Senior Software Engineer, AI Model Serving - Kathmandu, Nepal
Speechify is looking for a Senior Software Engineer to design, build, and operate scalable AI model serving infrastructure for production-grade NLP/ML workloads. This on-site role is based in Kathmandu, Nepal, and you’ll collaborate with ML researchers and software engineers to deploy, optimize, and maintain model serving pipelines powering Speechify’s AI features.
About Speechify
Speechify is a leading AI-powered text-to-speech platform that helps people listen to content with ease. We are focused on delivering fast, reliable, and scalable systems that bring advanced AI capabilities to users worldwide.
Responsibilities
- Design, implement, and scale high-performance AI model serving systems for real-time and batch inference.
- Develop APIs and microservices to expose model predictions to frontend apps and external partners.
- Collaborate with ML scientists to optimize models for latency, throughput, and resource usage (quantization, distillation, etc.).
- Implement CI/CD pipelines for ML workflows, containerize services with Docker, and deploy to Kubernetes clusters.
- Monitor service reliability and observability (metrics, traces, logs) and establish robust alerting.
- Optimize resource usage across cloud and on-prem environments; implement batching, caching, and autoscaling strategies.
- Mentor junior engineers and contribute to architectural decisions across the AI platform.
Requirements
- Bachelor’s or Master’s degree in Computer Science, Engineering, or a related field.
- 5+ years of software engineering experience with hands-on ML model serving.
- Proficiency in Python; experience with ML frameworks (TensorFlow, PyTorch) and model serving tools (TensorFlow Serving, TorchServe, Triton Inference Server).
- Experience with Kubernetes, Docker, and cloud platforms (AWS, Google Cloud Platform, Azure).
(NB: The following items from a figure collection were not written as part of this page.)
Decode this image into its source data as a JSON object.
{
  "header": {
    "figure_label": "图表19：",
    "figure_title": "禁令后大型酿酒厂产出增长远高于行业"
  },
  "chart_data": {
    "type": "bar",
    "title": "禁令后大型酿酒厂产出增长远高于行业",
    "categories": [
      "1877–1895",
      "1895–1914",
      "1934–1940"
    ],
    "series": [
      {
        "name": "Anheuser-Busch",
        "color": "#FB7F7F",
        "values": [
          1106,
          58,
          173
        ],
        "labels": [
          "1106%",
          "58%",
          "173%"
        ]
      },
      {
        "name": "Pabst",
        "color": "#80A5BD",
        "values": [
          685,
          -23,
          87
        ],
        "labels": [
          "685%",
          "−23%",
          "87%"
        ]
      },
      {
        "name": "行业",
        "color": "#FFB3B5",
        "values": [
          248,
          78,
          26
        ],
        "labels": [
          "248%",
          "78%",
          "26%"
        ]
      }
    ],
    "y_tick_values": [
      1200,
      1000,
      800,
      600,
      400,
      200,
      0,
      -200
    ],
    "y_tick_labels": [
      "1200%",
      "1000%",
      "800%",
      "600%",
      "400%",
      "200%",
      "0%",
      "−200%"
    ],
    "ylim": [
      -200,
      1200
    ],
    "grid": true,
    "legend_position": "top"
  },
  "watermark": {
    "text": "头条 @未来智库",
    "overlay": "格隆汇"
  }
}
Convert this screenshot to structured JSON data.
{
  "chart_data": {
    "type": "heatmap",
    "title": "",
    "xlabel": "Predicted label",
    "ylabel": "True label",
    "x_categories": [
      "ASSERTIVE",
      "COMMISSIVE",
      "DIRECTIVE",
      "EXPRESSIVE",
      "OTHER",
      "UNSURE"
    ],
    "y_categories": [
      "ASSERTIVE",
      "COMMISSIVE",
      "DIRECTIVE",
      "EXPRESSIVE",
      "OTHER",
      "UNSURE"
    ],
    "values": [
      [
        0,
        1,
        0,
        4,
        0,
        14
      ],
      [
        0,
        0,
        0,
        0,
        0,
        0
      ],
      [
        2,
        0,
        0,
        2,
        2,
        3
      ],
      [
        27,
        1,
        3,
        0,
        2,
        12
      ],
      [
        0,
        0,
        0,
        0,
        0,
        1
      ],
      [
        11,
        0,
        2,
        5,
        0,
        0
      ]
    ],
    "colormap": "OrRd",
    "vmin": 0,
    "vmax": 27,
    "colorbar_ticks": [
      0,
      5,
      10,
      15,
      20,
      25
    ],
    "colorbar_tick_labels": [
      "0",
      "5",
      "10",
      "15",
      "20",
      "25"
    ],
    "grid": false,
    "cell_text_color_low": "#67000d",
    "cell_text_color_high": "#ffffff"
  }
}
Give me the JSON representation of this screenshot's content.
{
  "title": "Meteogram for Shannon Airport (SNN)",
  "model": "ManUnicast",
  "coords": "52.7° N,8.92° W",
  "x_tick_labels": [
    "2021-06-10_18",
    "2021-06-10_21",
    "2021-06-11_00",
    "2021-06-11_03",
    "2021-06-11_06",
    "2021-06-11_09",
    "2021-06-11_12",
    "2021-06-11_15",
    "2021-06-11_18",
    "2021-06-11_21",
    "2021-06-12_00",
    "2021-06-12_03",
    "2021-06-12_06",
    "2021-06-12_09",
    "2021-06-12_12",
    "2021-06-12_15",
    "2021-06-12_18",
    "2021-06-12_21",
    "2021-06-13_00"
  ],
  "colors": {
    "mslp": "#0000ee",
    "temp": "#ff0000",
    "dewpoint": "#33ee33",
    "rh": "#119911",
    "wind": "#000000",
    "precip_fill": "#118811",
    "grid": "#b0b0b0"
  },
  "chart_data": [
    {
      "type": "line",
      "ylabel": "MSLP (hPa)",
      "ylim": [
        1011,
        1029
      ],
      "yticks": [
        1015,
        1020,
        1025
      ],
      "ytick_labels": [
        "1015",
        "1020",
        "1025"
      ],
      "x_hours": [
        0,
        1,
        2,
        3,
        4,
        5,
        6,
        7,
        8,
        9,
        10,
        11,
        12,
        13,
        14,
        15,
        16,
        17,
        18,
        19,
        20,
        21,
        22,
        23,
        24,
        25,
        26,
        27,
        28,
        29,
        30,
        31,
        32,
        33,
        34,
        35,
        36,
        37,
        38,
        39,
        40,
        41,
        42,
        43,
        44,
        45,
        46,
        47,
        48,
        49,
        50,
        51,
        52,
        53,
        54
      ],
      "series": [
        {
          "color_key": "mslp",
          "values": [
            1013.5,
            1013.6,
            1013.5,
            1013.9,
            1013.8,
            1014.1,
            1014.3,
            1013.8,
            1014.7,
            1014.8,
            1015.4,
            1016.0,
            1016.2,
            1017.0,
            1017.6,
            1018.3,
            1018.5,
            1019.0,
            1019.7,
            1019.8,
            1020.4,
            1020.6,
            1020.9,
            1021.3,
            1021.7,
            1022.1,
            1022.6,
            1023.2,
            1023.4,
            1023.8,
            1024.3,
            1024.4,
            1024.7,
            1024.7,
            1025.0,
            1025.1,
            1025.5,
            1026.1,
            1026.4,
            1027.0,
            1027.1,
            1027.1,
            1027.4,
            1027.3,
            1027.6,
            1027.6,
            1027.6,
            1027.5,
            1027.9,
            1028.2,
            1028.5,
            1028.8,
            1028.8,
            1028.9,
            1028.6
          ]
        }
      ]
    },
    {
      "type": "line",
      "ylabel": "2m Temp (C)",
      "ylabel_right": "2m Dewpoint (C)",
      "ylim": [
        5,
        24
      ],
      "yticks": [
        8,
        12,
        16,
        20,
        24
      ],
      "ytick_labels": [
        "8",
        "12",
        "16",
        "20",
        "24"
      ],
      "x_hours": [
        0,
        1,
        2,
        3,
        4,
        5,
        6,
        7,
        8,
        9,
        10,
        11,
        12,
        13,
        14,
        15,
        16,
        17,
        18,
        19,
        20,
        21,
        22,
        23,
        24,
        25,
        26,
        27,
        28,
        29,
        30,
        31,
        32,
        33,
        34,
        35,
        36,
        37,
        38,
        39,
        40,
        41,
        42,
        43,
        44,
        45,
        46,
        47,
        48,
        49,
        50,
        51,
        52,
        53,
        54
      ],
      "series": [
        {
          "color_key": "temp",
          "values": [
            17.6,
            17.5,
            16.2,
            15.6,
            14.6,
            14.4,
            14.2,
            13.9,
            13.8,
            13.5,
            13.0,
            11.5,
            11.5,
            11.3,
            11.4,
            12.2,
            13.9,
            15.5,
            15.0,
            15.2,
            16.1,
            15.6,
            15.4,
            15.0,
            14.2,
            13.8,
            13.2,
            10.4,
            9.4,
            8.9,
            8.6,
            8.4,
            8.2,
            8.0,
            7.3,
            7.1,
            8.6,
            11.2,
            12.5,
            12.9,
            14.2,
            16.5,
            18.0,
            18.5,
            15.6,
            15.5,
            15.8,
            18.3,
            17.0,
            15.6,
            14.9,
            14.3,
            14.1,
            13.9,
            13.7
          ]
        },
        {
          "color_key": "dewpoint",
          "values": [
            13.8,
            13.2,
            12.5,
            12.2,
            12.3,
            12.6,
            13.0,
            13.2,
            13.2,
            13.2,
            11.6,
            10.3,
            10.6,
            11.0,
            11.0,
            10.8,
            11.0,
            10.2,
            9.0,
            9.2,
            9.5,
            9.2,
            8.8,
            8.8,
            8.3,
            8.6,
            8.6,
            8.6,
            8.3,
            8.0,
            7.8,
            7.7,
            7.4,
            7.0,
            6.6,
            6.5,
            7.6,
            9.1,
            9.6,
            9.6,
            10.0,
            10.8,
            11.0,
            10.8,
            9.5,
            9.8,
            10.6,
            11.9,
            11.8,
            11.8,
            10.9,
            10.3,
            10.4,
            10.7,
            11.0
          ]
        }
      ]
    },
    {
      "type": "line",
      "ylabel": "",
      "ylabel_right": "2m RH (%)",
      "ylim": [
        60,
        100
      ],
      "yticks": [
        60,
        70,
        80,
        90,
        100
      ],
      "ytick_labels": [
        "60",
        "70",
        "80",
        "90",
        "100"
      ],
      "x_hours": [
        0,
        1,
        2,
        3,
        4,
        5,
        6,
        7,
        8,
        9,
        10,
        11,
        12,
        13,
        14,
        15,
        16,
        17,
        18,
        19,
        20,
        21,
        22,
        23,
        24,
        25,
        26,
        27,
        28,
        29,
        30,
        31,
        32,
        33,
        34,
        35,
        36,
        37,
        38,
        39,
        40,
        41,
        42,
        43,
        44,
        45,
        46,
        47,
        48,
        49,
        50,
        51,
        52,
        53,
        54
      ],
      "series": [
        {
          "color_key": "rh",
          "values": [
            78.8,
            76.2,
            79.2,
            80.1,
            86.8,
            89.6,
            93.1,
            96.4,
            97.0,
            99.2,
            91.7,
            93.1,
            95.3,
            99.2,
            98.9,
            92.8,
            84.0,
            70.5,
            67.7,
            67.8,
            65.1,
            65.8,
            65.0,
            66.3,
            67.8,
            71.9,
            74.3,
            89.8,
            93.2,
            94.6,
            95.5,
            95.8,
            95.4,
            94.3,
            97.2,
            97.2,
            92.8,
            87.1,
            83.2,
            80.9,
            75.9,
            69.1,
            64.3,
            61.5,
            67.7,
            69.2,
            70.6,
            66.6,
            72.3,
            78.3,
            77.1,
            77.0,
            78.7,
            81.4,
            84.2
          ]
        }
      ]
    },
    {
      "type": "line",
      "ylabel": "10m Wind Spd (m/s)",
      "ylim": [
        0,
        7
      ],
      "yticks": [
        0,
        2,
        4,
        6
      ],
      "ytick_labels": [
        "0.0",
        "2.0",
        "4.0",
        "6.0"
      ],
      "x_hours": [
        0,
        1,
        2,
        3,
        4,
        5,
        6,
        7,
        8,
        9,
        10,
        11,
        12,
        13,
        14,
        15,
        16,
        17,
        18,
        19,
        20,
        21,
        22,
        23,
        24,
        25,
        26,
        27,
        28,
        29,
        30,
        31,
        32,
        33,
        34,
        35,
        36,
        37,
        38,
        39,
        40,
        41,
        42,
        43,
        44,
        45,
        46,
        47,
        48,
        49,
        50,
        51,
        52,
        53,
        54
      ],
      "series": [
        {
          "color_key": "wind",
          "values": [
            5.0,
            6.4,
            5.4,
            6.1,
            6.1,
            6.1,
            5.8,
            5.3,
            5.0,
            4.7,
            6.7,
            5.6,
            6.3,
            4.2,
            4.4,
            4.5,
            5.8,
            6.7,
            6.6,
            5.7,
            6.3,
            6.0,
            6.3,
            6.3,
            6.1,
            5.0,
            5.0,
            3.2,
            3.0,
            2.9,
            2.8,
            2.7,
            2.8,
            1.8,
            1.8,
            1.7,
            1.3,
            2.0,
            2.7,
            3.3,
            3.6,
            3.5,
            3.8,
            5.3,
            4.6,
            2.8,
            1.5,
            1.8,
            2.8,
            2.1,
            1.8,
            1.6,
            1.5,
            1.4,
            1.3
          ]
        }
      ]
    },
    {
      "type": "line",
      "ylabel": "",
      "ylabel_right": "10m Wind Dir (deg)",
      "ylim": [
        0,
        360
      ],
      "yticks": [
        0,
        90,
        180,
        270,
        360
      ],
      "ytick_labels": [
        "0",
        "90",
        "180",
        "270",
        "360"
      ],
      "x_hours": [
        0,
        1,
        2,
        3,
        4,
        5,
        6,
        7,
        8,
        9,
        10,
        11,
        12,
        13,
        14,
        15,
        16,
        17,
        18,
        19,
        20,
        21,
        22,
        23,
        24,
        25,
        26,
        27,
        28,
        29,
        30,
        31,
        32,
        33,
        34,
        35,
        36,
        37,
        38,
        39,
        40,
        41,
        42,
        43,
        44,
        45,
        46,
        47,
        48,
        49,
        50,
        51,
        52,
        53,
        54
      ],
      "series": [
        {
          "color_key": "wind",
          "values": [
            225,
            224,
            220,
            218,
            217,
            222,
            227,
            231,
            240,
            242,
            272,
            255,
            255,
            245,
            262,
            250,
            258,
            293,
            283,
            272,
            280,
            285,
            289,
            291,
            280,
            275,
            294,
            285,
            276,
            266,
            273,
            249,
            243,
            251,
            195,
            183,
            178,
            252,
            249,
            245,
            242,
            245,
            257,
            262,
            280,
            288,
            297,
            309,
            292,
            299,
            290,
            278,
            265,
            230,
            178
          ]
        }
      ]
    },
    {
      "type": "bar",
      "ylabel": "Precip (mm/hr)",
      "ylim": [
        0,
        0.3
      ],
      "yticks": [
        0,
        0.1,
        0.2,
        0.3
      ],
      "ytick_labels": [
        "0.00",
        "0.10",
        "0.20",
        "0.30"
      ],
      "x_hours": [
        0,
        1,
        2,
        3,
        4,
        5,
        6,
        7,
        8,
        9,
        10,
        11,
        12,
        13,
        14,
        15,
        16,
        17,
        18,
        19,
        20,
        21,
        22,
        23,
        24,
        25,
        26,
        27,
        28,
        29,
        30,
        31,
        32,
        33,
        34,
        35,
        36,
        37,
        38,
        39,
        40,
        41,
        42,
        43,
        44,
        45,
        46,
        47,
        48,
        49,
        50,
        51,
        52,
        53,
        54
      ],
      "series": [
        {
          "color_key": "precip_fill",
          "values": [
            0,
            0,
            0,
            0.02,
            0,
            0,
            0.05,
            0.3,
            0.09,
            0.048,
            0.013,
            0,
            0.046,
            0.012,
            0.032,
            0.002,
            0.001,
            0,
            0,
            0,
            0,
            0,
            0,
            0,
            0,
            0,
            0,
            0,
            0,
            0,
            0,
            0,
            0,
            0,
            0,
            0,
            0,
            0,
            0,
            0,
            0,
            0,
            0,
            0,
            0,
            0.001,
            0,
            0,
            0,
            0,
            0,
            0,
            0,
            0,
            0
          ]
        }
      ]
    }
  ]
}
- Strong knowledge of APIs, distributed systems, and microservices architectures.
- Experience with monitoring/logging stacks (Prometheus, Grafana, OpenTelemetry).
- Excellent communication and collaboration skills; ability to work with cross-functional teams.
Nice-to-have
- Experience with large language models and GPU-accelerated workloads.
- Familiarity with CI/CD for ML, feature stores, or data pipelines.
We offer a competitive compensation package and a comprehensive benefits package, along with opportunities for growth.